Conducting a budget analysis allows a country to take stock of their nutrition financing at the national level, which can help them more effectively plan for the utilisation of existing nutrition resources to reach the target populations. The SUN Movement encourages partners to also leverage this information for stronger advocacy cases to scale up nutrition through devoted financing. Since 2016, Maximising the Quality of Scaling Up Nutrition Plus (MQSUN+) has supported two budget analysis exercises for SUN Movement countries and is preparing to support this year’s exercise beginning in late 2019. MQSUN+ provided technical assistance (TA) to 24 SUN countries in the 2016 analysis and 16 countries in the 2018 analysis—including five countries that were supported in both rounds.
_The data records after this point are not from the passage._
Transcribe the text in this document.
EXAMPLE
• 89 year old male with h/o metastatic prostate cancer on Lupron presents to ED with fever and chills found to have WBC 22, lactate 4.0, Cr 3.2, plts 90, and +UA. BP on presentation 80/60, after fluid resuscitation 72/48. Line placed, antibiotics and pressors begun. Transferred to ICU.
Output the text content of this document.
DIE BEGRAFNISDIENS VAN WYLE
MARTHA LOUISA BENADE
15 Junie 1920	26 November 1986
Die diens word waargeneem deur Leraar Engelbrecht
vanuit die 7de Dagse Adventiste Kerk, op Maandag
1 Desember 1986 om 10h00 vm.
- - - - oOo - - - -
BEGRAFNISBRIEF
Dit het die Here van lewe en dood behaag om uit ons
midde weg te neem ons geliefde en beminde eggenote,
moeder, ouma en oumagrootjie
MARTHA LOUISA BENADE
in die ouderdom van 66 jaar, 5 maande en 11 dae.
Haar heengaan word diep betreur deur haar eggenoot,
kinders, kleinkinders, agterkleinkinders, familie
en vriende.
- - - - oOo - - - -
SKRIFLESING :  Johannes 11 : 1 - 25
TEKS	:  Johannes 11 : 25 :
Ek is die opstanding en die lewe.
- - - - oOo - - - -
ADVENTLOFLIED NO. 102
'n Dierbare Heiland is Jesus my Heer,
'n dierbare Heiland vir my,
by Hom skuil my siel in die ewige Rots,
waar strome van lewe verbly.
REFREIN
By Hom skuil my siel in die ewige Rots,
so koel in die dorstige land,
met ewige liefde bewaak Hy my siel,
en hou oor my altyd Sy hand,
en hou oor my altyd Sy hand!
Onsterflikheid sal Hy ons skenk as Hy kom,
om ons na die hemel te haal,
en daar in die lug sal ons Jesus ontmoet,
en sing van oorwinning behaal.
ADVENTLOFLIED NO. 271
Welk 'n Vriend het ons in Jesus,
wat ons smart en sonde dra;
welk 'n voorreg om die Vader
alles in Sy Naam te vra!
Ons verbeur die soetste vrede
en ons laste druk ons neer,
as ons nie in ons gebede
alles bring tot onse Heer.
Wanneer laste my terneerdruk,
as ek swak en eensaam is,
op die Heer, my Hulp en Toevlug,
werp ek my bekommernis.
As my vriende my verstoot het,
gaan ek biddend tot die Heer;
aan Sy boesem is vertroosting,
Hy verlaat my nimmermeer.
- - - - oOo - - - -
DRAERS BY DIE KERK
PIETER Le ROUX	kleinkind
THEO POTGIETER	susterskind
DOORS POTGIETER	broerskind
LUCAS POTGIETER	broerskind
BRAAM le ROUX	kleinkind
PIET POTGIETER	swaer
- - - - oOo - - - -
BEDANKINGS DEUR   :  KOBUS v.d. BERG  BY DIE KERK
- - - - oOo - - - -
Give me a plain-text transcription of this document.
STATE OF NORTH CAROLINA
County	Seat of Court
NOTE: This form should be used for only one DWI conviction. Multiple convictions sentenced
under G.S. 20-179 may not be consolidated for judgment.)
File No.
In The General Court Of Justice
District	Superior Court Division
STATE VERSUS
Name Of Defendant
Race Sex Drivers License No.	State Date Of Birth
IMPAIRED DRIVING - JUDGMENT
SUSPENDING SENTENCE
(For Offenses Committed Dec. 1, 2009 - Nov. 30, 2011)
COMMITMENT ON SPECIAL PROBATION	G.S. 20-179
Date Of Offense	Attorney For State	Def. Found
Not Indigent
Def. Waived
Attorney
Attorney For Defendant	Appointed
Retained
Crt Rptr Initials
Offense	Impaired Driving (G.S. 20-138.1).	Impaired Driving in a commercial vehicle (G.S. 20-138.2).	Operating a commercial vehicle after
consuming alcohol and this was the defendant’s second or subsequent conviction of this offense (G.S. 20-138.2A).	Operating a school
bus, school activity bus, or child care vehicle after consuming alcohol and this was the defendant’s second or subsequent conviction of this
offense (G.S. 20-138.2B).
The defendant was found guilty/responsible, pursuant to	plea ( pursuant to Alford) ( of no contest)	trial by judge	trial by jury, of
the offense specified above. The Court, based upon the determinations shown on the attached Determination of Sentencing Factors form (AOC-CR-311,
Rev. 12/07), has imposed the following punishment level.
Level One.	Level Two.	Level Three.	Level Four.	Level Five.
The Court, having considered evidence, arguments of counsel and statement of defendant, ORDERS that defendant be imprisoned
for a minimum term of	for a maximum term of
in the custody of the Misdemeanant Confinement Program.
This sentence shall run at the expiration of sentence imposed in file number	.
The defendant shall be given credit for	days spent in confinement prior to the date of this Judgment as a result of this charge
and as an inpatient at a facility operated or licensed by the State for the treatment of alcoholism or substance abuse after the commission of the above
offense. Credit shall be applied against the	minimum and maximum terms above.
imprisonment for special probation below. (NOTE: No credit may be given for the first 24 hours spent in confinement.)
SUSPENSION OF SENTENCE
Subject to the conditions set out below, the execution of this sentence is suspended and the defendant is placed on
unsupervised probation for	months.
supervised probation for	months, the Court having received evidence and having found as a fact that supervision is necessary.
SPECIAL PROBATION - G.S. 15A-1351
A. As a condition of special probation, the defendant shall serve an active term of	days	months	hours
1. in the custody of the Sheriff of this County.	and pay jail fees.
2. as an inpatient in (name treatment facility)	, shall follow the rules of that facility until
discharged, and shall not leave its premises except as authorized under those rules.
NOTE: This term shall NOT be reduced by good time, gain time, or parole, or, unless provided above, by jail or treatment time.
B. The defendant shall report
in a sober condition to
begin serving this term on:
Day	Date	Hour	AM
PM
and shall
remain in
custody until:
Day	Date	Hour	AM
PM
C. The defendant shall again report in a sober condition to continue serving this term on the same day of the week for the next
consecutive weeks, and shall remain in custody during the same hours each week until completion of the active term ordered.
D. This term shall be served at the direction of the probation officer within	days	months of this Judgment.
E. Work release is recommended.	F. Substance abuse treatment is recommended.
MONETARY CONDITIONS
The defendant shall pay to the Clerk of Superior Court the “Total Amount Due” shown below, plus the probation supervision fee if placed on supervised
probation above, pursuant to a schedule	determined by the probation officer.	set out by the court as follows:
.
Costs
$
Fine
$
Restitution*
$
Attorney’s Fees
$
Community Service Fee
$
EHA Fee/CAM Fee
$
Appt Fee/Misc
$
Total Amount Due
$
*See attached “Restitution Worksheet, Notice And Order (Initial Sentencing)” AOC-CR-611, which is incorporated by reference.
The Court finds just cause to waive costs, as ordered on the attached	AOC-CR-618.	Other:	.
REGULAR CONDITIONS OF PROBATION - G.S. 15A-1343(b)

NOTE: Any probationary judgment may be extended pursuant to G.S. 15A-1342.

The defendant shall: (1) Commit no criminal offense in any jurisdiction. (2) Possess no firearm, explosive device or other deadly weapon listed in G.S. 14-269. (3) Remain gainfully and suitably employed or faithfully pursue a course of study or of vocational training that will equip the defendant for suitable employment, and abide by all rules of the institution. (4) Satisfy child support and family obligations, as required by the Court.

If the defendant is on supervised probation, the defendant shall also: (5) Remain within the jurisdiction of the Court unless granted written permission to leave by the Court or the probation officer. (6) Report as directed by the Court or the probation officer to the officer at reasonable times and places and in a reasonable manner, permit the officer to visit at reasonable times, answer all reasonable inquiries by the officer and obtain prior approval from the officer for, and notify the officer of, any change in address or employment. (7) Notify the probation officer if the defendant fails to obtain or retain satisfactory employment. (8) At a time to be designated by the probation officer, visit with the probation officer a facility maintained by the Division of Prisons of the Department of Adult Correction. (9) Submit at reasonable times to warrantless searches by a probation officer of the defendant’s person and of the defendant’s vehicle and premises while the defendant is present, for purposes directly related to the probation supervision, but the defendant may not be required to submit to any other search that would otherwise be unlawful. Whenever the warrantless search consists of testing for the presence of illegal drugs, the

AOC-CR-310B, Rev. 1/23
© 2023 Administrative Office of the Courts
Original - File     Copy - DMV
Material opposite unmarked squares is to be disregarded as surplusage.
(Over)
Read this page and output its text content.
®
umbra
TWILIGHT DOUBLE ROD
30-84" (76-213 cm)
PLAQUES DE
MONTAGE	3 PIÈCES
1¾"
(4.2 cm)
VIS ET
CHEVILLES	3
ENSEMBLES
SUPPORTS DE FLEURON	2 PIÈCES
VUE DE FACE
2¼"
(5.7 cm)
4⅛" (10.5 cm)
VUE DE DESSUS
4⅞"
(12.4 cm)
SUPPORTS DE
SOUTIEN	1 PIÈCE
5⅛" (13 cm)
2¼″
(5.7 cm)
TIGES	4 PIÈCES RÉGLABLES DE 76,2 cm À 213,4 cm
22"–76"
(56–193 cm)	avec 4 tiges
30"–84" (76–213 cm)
Map of countries where MQSUN+ supported budget analysis in 2016 and 2018

Many SUN countries who received MQSUN+ TA on budget analysis have noted it to be an enlightening experience. Several countries expressed a greater understanding of the benefits of conducting a budget analysis—which has contributed to improvements in how countries look at their own investments in nutrition. Participating in the exercise has allowed government stakeholders to actively recognise the level of funding that their national budget apportions to nutrition-related activities, and in many cases, they have realised how little funding it receives and/or the degree to which nutrition is entirely overlooked throughout the budget. The detail of the analysis also shows where and how the funds are being used in relation to nutrition in order to identify gaps and to consider how to better budget or plan for the future of scaling up nutrition in action. This encourages stakeholder engagement with advocacy efforts as they can strategically focus future priorities for the funding of nutrition interventions and more effectively communicate their messages. This is especially important, as more countries prefer to engage with national ownership of funding priorities and align external donor financing with their national priorities.

MQSUN+’s technical assistance is provided through two approaches—remote or in-person—depending on the needs and the capacity of the country. Remote support—the most common—can either be directly engaging country stakeholders to collate the budget data and assisting them to fill out the spreadsheet or indirectly by collating the spreadsheet from publically available expenditure data without direct country engagement. The second less-common approach is in-person support—either through local consultants or field visits. Both direct remote support and in-person support incorporate a certain amount of country capacity strengthening as it includes the provision of guidance to government stakeholders to identify nutrition-specific and nutrition-sensitive interventions in the budget line items. These key stakeholders can then adapt the guidance to their context, contribute to the completion of the budget analysis exercise and build their capacity to carry out the exercise themselves in future rounds.

Looking to maximise future budget analysis exercises, MQSUN+ is currently collating positive practices to consider in the process of conducting budget analysis for nutrition—both from the perspective of a TA provider and a SUN country. A snapshot of ‘good practice’ examples include: having a central convenor in-country to set expectations for the exercise, establish next steps based on the results and act as a liaison with the consultant team; being able to conduct preliminary work to gather budget-related documentation for validation with local stakeholders; maintaining flexibility to adapt the SUN to the local context; and utilising stakeholder workshops to enhance cross-sector communication during and after the process. This report will allow MQSUN+, the SUN Movement Secretariat (SMS) and SUN countries to step back and take stock of what works for countries and will illustrate findings that should be revisited and adapted as future rounds progress.

Supporting the national budget analysis process in 40 countries to date has demonstrated important, illustrative findings that SMS can use moving forward to provide guidance to SUN countries in future exercises. More importantly, these analyses can strengthen capacity on-the-ground as SUN country stakeholders take the information and use it to advance scaling up of nutrition efforts in their local contexts.